The last few days have marked a series of events to commemorate Holocaust Memorial Day, remembering the six million victims who were killed in the concentration camps of Nazi-occupied Europe during World War Two and victims of other conflicts.
They were eventually transported in cattle trains to a number of death camps as part of the “Final Solution”.
Some local Mosques in Dewsbury have also been helping their Maddrassah pupils look at an interesting story linked to Holocaust remembrance. The story is about a brave lady from Britain’s wartime ‘secret army’ of intelligence agents.
Princess Noor-Un-Nisa Inayat Khan’s wealthy family was originally from British India but had moved to London in 1914. She went to a nursery and school in Notting Hill.
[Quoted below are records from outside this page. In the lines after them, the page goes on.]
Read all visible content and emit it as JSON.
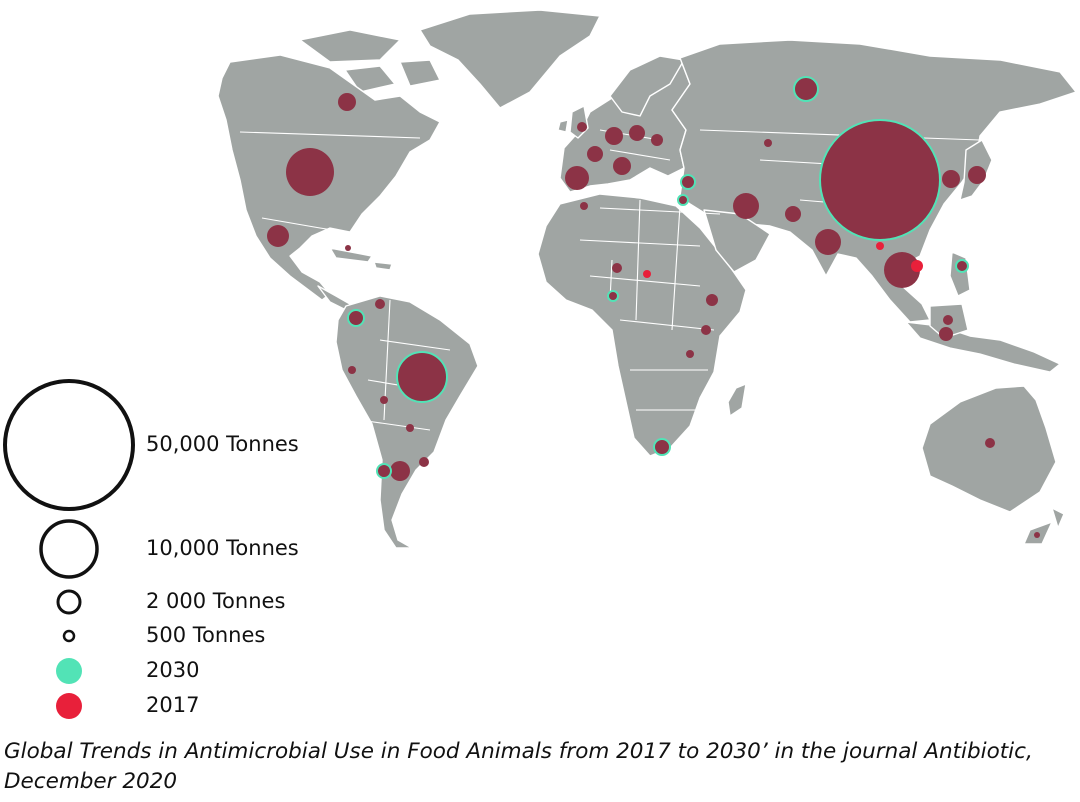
{
  "legend": {
    "sizes": [
      {
        "label": "50,000 Tonnes",
        "tonnes": 50000
      },
      {
        "label": "10,000 Tonnes",
        "tonnes": 10000
      },
      {
        "label": "2 000 Tonnes",
        "tonnes": 2000
      },
      {
        "label": "500 Tonnes",
        "tonnes": 500
      }
    ],
    "years": [
      {
        "label": "2030",
        "color": "#52e3b6"
      },
      {
        "label": "2017",
        "color": "#e8203a"
      }
    ]
  },
  "colors": {
    "land": "#a0a5a3",
    "bubble": "#8c3346",
    "ring_2030": "#52e3b6",
    "dot_2017": "#e8203a"
  },
  "caption": "Global Trends in Antimicrobial Use in Food Animals from 2017 to 2030’ in the journal Antibiotic, December 2020"
}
Her family then moved to France in 1920 to be closer to their Sufi-Muslim relatives who lived in Suresnes outside Paris. But the family was forced to flee back to England after the outbreak of the Second World War when France was overrun by German troops.
As a Sufi-Muslim lady, although Noor Inayat Khan was deeply pacifist and against violence, she still decided to “do her bit” for the war effort by first joining the Women’s Auxiliary Air Force in 1940, and later volunteering to join the Special Operations Executive (France Section) in June 1941.
Noor Inayat Khan was given special training as a wireless operator to work from inside enemy territory and became the first woman during World War Two to be sent over to Nazi-occupied France in such a role because of her fast and accurate wireless telegraphy skills.
The mission was hazardous and dangerous. Her job was to operate the wireless alone, moving from one location to another, in different French cities or towns where she would be a total stranger.
She would have to transmit information in Morse Code back to her instructors without getting detected by the Gestapo.
Besides the role as an operator, Noor Inayat Khan also spent a large amount of her time giving refuge to fleeing elderly Jewish couples and French-Algerian Muslim families whom she would allow to hide in her attic or barn.
A wireless operator was expected to survive in France for just six weeks before getting captured by the enemy. Yet, Noor Inayat Khan evaded arrest for nearly two years until she was caught in 1943 and taken to Dachau Concentration Camp.
Despite being severely tortured, having her finger and toe-nails pulled out, Noor Inayat Khan was shackled in chains and kept in a dark unlit cold single cell at Dachau for more than a year by the camp’s interrogators.
Despite this she refused to confess anything about her secret work.
The conditions she was kept in at Dachau were so appalling other prisoners used to hear her crying loudly at night.
She was executed by firing squad at dawn on 13 September 1944 to become another of the six million Holocaust victims.